En la actualidad se usan inopinadamente los signos de admiración: creo que en este caso, si bien Facundo no exclamó, reflejan lealmente el tono de su repuesta.

-Cambió de serie -detalló-. Gilligan no es la única que transcurre en una isla desierta.

-Nunca entendí Lost -acoté-.

Tampoco yo -refrendó Facundo-. Ni a las mujeres.

-Supongo que Helena dejó de atenderlo.

No, no -me desmintió Facundo-. Cuando Amanda prescindió de mí, ya no tuve ganas de regresar con Helena. A mí tampoco me entiendo. Helena se volvió a casar. Igual yo hago mi aporte. Los chicos ya son grandes.

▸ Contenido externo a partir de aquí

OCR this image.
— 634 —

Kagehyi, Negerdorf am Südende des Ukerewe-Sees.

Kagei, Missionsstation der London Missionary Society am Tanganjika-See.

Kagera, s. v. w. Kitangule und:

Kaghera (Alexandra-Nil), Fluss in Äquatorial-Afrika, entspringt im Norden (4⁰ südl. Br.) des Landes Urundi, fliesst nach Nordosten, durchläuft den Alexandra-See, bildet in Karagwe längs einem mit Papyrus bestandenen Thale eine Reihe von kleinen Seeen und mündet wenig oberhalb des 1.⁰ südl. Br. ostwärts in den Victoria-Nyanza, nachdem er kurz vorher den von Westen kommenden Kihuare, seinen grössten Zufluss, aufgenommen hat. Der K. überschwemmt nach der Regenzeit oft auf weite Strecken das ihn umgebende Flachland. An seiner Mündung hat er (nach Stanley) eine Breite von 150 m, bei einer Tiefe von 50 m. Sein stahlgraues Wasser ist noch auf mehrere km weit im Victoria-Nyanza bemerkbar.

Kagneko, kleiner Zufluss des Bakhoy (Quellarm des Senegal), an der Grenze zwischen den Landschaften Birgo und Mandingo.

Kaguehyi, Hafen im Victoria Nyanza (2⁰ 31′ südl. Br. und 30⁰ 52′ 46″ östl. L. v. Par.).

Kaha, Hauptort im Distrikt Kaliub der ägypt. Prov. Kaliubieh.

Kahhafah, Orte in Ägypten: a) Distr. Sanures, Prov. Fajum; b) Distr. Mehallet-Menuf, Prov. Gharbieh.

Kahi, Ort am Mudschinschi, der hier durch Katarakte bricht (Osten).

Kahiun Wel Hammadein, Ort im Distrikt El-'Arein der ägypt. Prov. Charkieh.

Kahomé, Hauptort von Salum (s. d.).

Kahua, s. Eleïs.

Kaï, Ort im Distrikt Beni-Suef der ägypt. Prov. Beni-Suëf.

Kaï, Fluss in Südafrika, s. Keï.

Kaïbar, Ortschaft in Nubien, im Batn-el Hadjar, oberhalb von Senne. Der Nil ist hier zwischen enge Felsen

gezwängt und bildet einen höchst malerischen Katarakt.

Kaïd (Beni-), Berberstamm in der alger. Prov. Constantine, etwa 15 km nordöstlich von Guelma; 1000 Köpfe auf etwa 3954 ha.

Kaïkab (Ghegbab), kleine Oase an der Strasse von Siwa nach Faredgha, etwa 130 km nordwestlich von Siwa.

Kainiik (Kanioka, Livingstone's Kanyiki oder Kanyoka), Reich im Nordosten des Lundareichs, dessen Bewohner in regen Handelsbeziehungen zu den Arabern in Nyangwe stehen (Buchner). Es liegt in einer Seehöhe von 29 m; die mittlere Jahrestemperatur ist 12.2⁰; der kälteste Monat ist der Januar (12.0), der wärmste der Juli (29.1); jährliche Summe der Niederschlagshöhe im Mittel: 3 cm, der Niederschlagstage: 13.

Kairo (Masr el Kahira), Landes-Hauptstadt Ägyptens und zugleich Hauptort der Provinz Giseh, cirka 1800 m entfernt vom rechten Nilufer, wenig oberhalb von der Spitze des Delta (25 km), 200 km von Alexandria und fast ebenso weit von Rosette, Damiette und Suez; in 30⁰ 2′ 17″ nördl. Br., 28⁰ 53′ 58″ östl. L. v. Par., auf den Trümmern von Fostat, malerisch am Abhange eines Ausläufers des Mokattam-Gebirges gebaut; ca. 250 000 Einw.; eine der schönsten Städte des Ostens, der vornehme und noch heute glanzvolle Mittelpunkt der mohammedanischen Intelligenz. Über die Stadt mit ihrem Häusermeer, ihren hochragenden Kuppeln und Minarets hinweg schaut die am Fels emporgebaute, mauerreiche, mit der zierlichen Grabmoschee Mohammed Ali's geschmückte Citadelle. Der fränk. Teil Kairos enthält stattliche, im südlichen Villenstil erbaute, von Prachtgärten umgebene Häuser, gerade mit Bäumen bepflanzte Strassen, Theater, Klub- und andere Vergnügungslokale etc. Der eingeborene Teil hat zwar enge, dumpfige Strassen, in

Terminado el sashimi, sentí la tentación de pedirle que se retirara, para poder seguir trabajando. Pero no quería pecar de ingrato.

-No creo que Gilligan hubiera vivido una historia como la suya -refuté-.

-No podemos saberlo -insistió-. Un privilegio de los náufragos es que debemos aceptar su testimonio sin beneficio de inventario. No era un realitiy. Solo veíamos lo que nos permitían.